話されたことでユイは別に何とも思わないかもしれないけど、私だったらいじめられて人が怖くて失神までしたなんて、死んでも知られたくない。
自分がされて嫌なことなんて人にはしたくないけど……しなければ、ここでアラムと殺しあうことになる。
アラムはいい奴、それはわかっている。それにユイとも良好な関係を築ける可能性が高い。
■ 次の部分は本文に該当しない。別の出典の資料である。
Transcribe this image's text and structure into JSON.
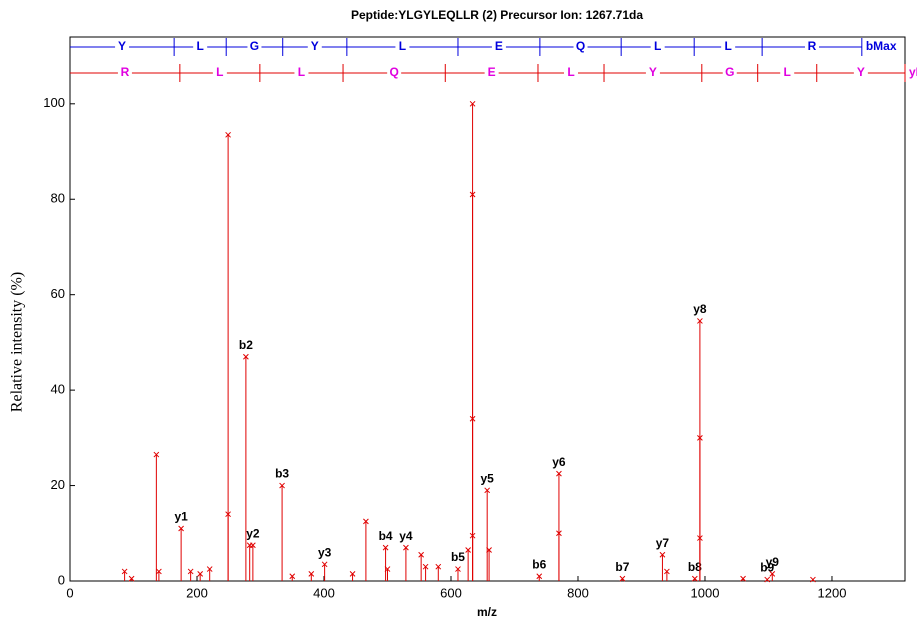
{
  "chart_data": {
    "type": "spectrum",
    "title": "Peptide:YLGYLEQLLR (2)  Precursor Ion: 1267.71da",
    "x_label": "m/z",
    "y_label": "Relative intensity (%)",
    "xlim": [
      0,
      1315
    ],
    "ylim": [
      0,
      114
    ],
    "xticks": [
      0,
      200,
      400,
      600,
      800,
      1000,
      1200
    ],
    "yticks": [
      0,
      20,
      40,
      60,
      80,
      100
    ],
    "color": "#e00000",
    "x": [
      86,
      97,
      136,
      140,
      175,
      190,
      205,
      220,
      249,
      249,
      277,
      283,
      288,
      334,
      350,
      380,
      401,
      445,
      466,
      497,
      500,
      529,
      553,
      560,
      580,
      611,
      627,
      634,
      634,
      634,
      634,
      657,
      660,
      739,
      770,
      770,
      870,
      933,
      940,
      984,
      992,
      992,
      992,
      1060,
      1098,
      1106,
      1170
    ],
    "values": [
      2,
      0.5,
      26.5,
      2,
      11,
      2,
      1.5,
      2.5,
      93.5,
      14,
      47,
      7.5,
      7.5,
      20,
      1,
      1.5,
      3.5,
      1.5,
      12.5,
      7,
      2.5,
      7,
      5.5,
      3,
      3,
      2.5,
      6.5,
      100,
      81,
      34,
      9.5,
      19,
      6.5,
      1,
      22.5,
      10,
      0.5,
      5.5,
      2,
      0.5,
      54.5,
      30,
      9,
      0.5,
      0.3,
      1.5,
      0.3
    ],
    "labels": [
      null,
      null,
      null,
      null,
      "y1",
      null,
      null,
      null,
      null,
      null,
      "b2",
      null,
      "y2",
      "b3",
      null,
      null,
      "y3",
      null,
      null,
      "b4",
      null,
      "y4",
      null,
      null,
      null,
      "b5",
      null,
      null,
      null,
      null,
      null,
      "y5",
      null,
      "b6",
      "y6",
      null,
      "b7",
      "y7",
      null,
      "b8",
      "y8",
      null,
      null,
      null,
      "b9",
      "y9",
      null
    ],
    "ladders": [
      {
        "name": "bMax",
        "color": "#0000dd",
        "text_color": "#0000dd",
        "ticks": [
          0,
          164,
          246,
          335,
          436,
          611,
          740,
          868,
          983,
          1090,
          1247
        ],
        "residues": [
          "Y",
          "L",
          "G",
          "Y",
          "L",
          "E",
          "Q",
          "L",
          "L",
          "R"
        ]
      },
      {
        "name": "yMax",
        "color": "#e00000",
        "text_color": "#e000e0",
        "ticks": [
          0,
          173,
          299,
          430,
          591,
          737,
          841,
          995,
          1083,
          1176,
          1315
        ],
        "residues": [
          "R",
          "L",
          "L",
          "Q",
          "E",
          "L",
          "Y",
          "G",
          "L",
          "Y"
        ]
      }
    ]
  }
}
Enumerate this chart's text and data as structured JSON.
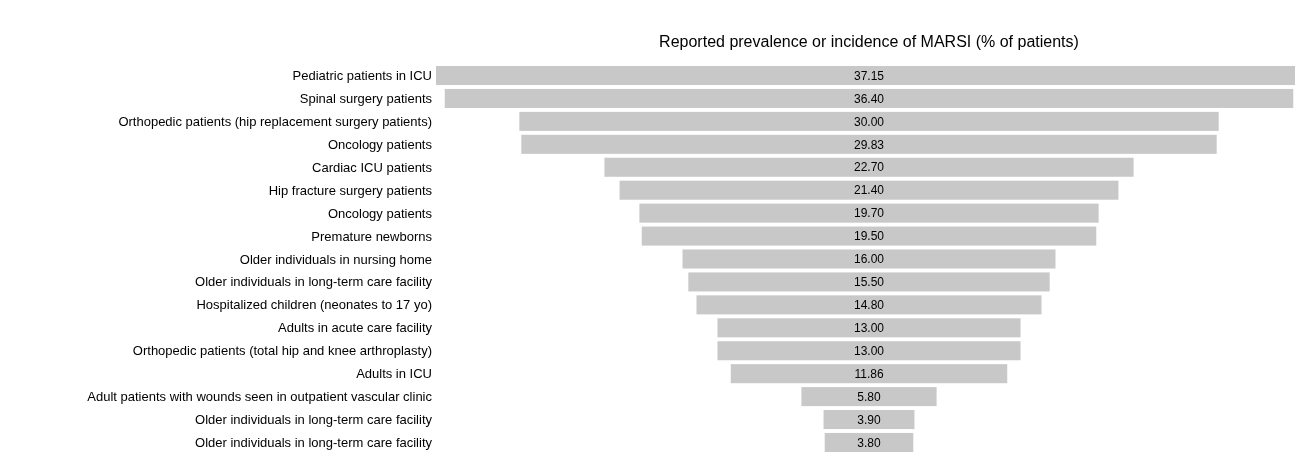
{
  "chart_data": {
    "type": "other",
    "title": "Reported prevalence or incidence of MARSI (% of patients)",
    "categories": [
      "Pediatric patients in ICU",
      "Spinal surgery patients",
      "Orthopedic patients (hip replacement surgery patients)",
      "Oncology patients",
      "Cardiac ICU patients",
      "Hip fracture surgery patients",
      "Oncology patients",
      "Premature newborns",
      "Older individuals in nursing home",
      "Older individuals in long-term care facility",
      "Hospitalized children (neonates to 17 yo)",
      "Adults in acute care facility",
      "Orthopedic patients (total hip and knee arthroplasty)",
      "Adults in ICU",
      "Adult patients with wounds seen in outpatient vascular clinic",
      "Older individuals in long-term care facility",
      "Older individuals in long-term care facility"
    ],
    "values": [
      37.15,
      36.4,
      30.0,
      29.83,
      22.7,
      21.4,
      19.7,
      19.5,
      16.0,
      15.5,
      14.8,
      13.0,
      13.0,
      11.86,
      5.8,
      3.9,
      3.8
    ],
    "value_labels": [
      "37.15",
      "36.40",
      "30.00",
      "29.83",
      "22.70",
      "21.40",
      "19.70",
      "19.50",
      "16.00",
      "15.50",
      "14.80",
      "13.00",
      "13.00",
      "11.86",
      "5.80",
      "3.90",
      "3.80"
    ],
    "color": "#c8c8c8"
  }
}
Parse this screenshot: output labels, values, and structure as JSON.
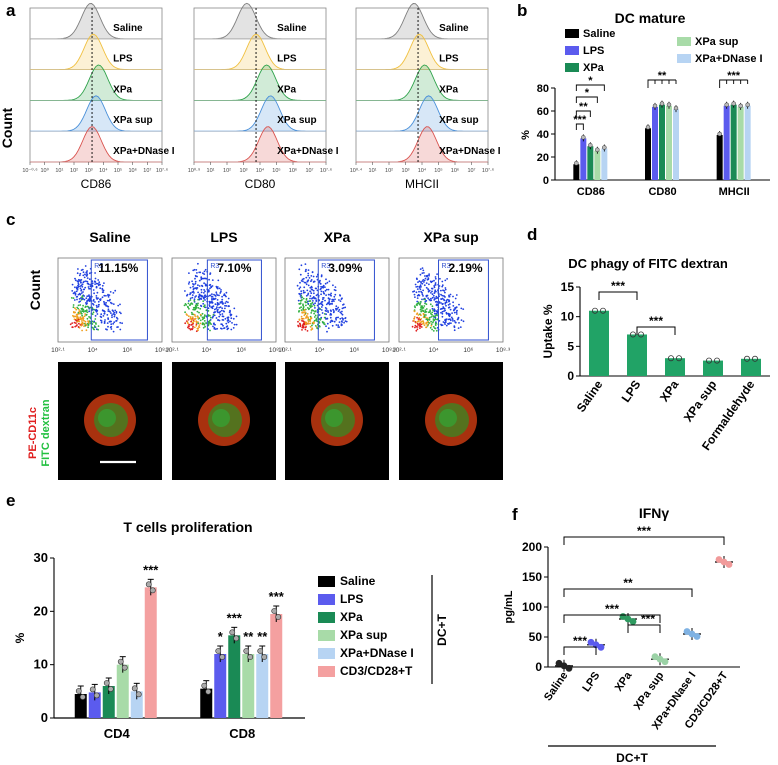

あの怯えたユイを慰めうる人間は、できる限り大事にしておきたい。
「あんたが話しなさい」
ライムに促し、私は工房の壁によりかかる。
「わかりましたわ。アラムさんジーナさんは……」
「ただいま戻りました、アラム様」
話をしようとしたライムの言葉を遮り、部屋に入ってきた女が5人。
私が見たユイの記憶と一致する、殺意の対象が目の前にのこのことやってきた。
「いけない! 逃げるんだ!」
私の殺気に気づいたアラムが止めに入ろうとするが、もう遅い。
ジーナの頭をつかみ、床に思いっきりたたきつける
「ガボッ!」
妙な言葉を発したジーナは地面に倒れ伏し、頭から血を流しだした。
ジーナはその場で固まり、動かなくなる。
「セウルさん、殺したんですの?」
「んなわけないでしょ。死なない程度には手加減したわ」
「な、なんてことを……セウル!」
血を流すジーナを見て叫ぶアラム。
普段温厚な彼からすれば珍しいほどの怒りを見せ、今にも襲い掛かる雰囲気だ。
私も身構え戦おうとする。
しかしライムが、
「ユミちゃん、覚えていらっしゃいますわね?」
「なにを……今そのことは関係ない!」
「それが関係あるんですわよね。そこで寝転がっているジーナさん、それと後ろの4人、彼女をボコボコにシバキまわしてくれやがったんですのよ」
「……え?」
アラムの気が緩んだのか、怒りが緩和し戸惑いの表情を見せた。
しかし体に張り巡らされた魔力はそのままで、臨戦態勢は整っている。
不意打ちで失神させることは不可能か。
「アラム、こいつらにはユミをいじめた報復をするわ。あの子の痛みを、思い知らせてやる」
「ひっ……!」
4人の学生は怯えた声を漏らし、後ずさる。
その動きはのろく、恐怖で思考も行動もおぼつかない様子だ。
「ま、待て……待ってくれセウル! 本当に、みんながユミちゃんを?」
「そう言ってんでしょ。そのせいであの子は、深く傷ついたのよ。これでもあんたは私を止めるの?」
「それ……は、いやでも……」
意中の女を自身の仲間が傷つけたと動揺するアラムは必死に頭を働かせていることだろう。
どのようにすることがこの場での最善か。
どうすればすべてが丸く収まるのかを。
そんな思考は無意味だ。だって私は、こいつらを完膚なきまでに叩きなめさないと気が済まない。
そしてそれをアラムは許さないのだから。
「じれったいですわね。セウルさん、すぐにここから出ますので、用意を」
「ライム君、少しだけ待ってくれ。今、どうすべきかを考えるから、少しだけ……!」
「却下ですわ。てことで、えいっ!」
掛け声とともに、ライムは何かを地面にたたきつけた。
それは丸い球の様で、私の目では何なのか判断することはできなかった。
けど、ライムはバカだが頭の良さは認めている。
それがこの場を脱するのに適したものだということはすぐに分かった。
「あんたらも来るのよ」
私は4人の学生に魔力をぶつけ、一瞬で失神させる。
そして瞬時に、この工房が煙で包まれた。
煙幕とか……この女、ユイと一緒にいるせいか、ズルくなったじゃない。
「行きますわよ!」
ライムが声を出したのと同時に、私は地面に倒れ伏す5人を魔力で覆い運び出す。
「ま、待ってくれ! 頼む、時間をくれ!」
叫ぶアラムを無視し、私とライムは5人のクズどもを連れてこの工房を立ち去り、屋敷へと戻っていく。